Se in quell’agenda poi Paolo Borsellino annotava le sue più gelose supposizioni, in quell’agenda si dovrebbe nascondere il segreto della trattativa, la prova di quell’accordo tra apparati dello Stato e vertici di Cosa nostra al quale egli si oppose strenuamente e proprio per questo, sempre secondo i sostenitori della trattativa, fu ucciso due mesi dopo Giovanni Falcone. Sulla sottrazione di quella preziosa agenda si è dunque giocata e si sta giocando una partita molto grande e molto pericolosa. La prova che non furono i carabinieri a sottrarla e magari il suo ritrovamento, così semplicemente, tra i reperti della strage, farebbe saltare il tavolo, qualora al suo interno non vi fosse traccia di “trattativa” ma magari qualche considerazione su mafia e appalti, inchiesta sulla quale Borsellino era impegnato e che venne archiviata pochi giorni dopo la sua scomparsa. Ma queste sono solo libere considerazioni da giornalista e abbiamo visto che possono essere oggetto di attacchi e critiche.

A questo punto è necessario fare una chiosa finale e rilevare come ormai in ogni sede informativa, televisione o carta stampata, sia passato un messaggio chiaro e inequivocabile: la trattativa è esistita. Nessuno sembra dubitarne e questa “verità ufficiale”, nonostante il processo che dovrà stabilirne l’effettiva, eventuale esistenza sia ancora in corso, è ormai una verità acquisita.

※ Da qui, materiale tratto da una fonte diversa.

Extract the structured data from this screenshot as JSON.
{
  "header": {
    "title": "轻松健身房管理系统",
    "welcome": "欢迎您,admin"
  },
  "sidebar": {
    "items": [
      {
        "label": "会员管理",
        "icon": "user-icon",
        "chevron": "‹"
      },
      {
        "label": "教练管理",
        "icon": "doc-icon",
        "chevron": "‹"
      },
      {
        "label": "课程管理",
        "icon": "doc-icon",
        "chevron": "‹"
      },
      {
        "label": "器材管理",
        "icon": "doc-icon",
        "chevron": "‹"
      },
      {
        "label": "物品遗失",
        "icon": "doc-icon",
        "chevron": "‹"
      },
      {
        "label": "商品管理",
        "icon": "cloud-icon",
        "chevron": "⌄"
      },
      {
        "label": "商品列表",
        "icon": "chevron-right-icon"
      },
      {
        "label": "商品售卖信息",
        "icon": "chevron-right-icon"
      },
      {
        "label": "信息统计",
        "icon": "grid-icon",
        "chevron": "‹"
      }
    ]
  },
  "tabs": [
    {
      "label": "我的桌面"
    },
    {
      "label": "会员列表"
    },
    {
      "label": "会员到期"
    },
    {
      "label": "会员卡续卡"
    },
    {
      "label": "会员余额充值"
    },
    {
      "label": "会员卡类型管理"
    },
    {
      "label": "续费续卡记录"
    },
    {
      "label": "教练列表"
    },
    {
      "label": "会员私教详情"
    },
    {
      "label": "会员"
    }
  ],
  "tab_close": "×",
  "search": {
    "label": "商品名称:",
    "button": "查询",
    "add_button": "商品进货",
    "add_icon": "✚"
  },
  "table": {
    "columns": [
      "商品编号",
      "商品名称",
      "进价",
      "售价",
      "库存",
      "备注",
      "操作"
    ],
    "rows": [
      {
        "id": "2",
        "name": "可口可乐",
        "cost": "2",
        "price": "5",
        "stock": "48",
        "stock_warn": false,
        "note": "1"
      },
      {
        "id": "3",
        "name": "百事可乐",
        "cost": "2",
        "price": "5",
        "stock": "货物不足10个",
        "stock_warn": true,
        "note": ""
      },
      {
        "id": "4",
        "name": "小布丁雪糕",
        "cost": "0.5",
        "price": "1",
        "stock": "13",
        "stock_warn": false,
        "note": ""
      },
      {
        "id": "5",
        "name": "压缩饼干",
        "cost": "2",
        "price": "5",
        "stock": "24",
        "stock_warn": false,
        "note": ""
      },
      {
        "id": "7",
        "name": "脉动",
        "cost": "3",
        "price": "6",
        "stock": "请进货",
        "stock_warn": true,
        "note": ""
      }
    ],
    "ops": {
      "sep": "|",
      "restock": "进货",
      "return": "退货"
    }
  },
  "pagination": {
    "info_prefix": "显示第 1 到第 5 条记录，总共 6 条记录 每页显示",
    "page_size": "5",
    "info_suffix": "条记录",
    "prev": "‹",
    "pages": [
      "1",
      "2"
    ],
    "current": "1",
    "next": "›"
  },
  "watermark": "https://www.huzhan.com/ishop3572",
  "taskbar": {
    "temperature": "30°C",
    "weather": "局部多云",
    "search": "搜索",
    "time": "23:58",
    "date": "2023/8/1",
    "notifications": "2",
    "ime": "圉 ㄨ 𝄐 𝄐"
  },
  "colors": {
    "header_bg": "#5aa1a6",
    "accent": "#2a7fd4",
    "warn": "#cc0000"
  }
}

Per chi ha dimestichezza con le moderne teorie della comunicazione siamo di fronte ad un vero e proprio “frame”, ad una struttura cioè, che circoscrive tutte le notizie e le informazioni “giuste” e “corrette” e che dunque possono essere divulgate tranquillamente poiché vanno a determinare il comune sentire e a creare l’opinione pubblica. Tutto ciò che non rientra nel “frame” è indicibile. Viviano, Chiocci, Tagliaferro hanno osato scrivere qualcosa che non rientra nel “frame”? Con ciò stanno intralciando il sacrosanto raggiungimento della Verità! Vostro onore siano chiamati in tribunale!

Ovviamente va tutta la nostra solidarietà ai colleghi. Siamo anche convinti che se Enrico Tagliaferro fosse veramente chiamato a deporre a Caltanissetta, avrebbe modo, finalmente in una sede istituzionale, di far conoscere i contenuti delle sue personali ricerche, che spesso hanno fornito un contributo attivo, come ad esempio è avvenuto nell’ambito del processo di primo grado contro Mori-Obinu, con l’acquisizione agli atti del suo libro autoprodotto “Prego, dottore”, dove egli analizza e dimostra scientificamente la non autenticità di alcuni documenti prodotti in giudizio dal teste Massimo Ciancimino.